Рискну оказаться в тупике, как Джеймс Мэй, который как-то спросил у зрителей, знакомо ли им чувство “щекотки в основании пениса, когда едешь на некоторых машинах”. Он обнаружил, что никто, кроме него, никогда не испытывал щекотки в основании пениса от того, что вел автомобиль. Я же хочу поговорить об одном особом моменте, который, я уверен, знаком профессиональному автолюбителю.
Это мгновение острого экстаза с оттенком вины, когда смотришь на договор, заносишь ручку, еще раз проглядываешь текст и опускаешь ручку на пунктир. Ты знаешь, что будешь вспоминать эти секунды с горечью и стыдом – зато за рулем лучшей машины, на которую только удалось раскрутить банк.
Это момент сделки. Миг, когда в запале страсти ты берешь кредит, проценты с которого могли бы спасти Грецию. И только ради ключей от той единственной машины, которую ты ну никак не мог себе позволить, но просто не мог не купить. Более того. Раньше я даже оправдывал катастрофические финансовые последствия сделки тем, что такой автомобиль – будь это древний Opel Manta или рассыпающийся Cavalier SRi – поднимет мою самооценку и даcт мне более счастливый взгляд на жизнь, который улучшит карьерные перспективы внештатного радиоведущего и, конечно же, окупится с лихвой.
Конечно, он не окупился ни разу. Это погубило меня, и к 25 годам я все еще выплачивал проценты за машины, давно отправленные на свалку. На год или два моим единственным транспортом стал велосипед. Фиолетовый. Я целых 10 лет выплачивал трехлетний кредит за прекрасный Honda NSR 125R, который украл мое сердце в те времена, когда банка фасоли была для меня роскошью. И все же: могу спорить, что в то время я был счастливее шейха, выбирающего цвет своего очередного Bugatti Veyron.
Так на каком же принципе основывается эта моя удивительная новая теория? Это предел возможностей!
Мой Cavalier SRi был бывшей патрульной машиной. Ему здорово досталось: 10 лет он мотался по Ланкаширу в азартных погонях за угонщиками на хот-хэтчах. Но он был белым с бамперами цвета графита и тонкой красной полоской по всему кузову. У него были магнитола со съемной панелькой и литые диски. И я не сомневался, что он превратит меня в такого уверенного в себе, модного ведущего на ланкаширском радио BBC, что в один прекрасный день я вспомню о его покупке как о судьбоносном моменте моей карьеры радиоведущего. То есть как о своей лучшей инвестиции. Конечно, все было не так. Он пожирал передние шины с аппетитом, который не позволял мне утолить мой собственный голод, и окончил свой путь в болоте. Но еще раньше кто-то свистнул магнитолу. С панелькой, которую я забыл снять. Все это очень меня огорчило. Но я ничему не научился и купил “грифельно-черный” Scirocco, который был абсолютно и безоговорочно восхитителен. Пока не провернулся вкладыш шатуна.

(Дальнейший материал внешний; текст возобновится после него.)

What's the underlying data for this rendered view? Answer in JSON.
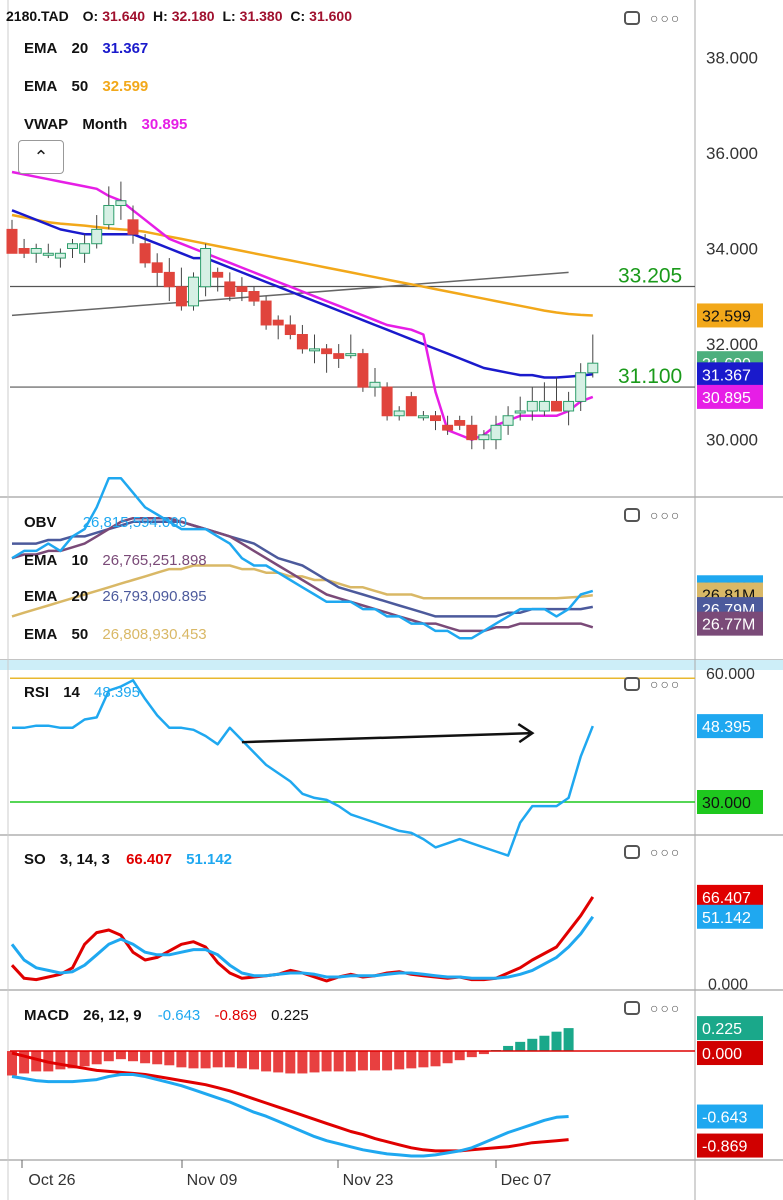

Но я поспорю – и сейчас начнется теория, – что однажды видел еще большую печаль на лице одного очень-очень богатого молодого человека. В глухом уголке мира мы со съемочной группой пытались снимать в +52°. Побежденный жарой помощник оператора лежал на заднем сиденье, звукооператор приобрел странный цвет, над чем мы дружно хохотали. А на лице богатого мальчика было написано, что его покинули жизнь, энергия и надежда. Он мог, если бы захотел, взять мобильник, заказать вызолоченный Bugatti Veyron и получить его раньше, чем мы отсняли бы очередной эпизод. Но такая машина есть у всех его друзей – так зачем она ему? Какой машиной он мог бы удивить их? Какой суперкар дал бы ему хоть слабое подобие той щекотки, о которой говорил Джеймс Мэй?
Думаю, никакой. Все, что ему было нужно, это тончайшая чековая книжка и бумажка, в которой написано, что в обмен на 90% своего годового заработка он получает ключи от Cavalier SRi 1985 года с красной полосой и литыми дисками. И еще компания друзей, наповал сраженных этой чудной тачкой, которые будут делить с ним радость обладания ею, пока она не взорвется.
Возможно, все это полная чушь. Но, думаю, будет лучше, если мы поверим, что это не так.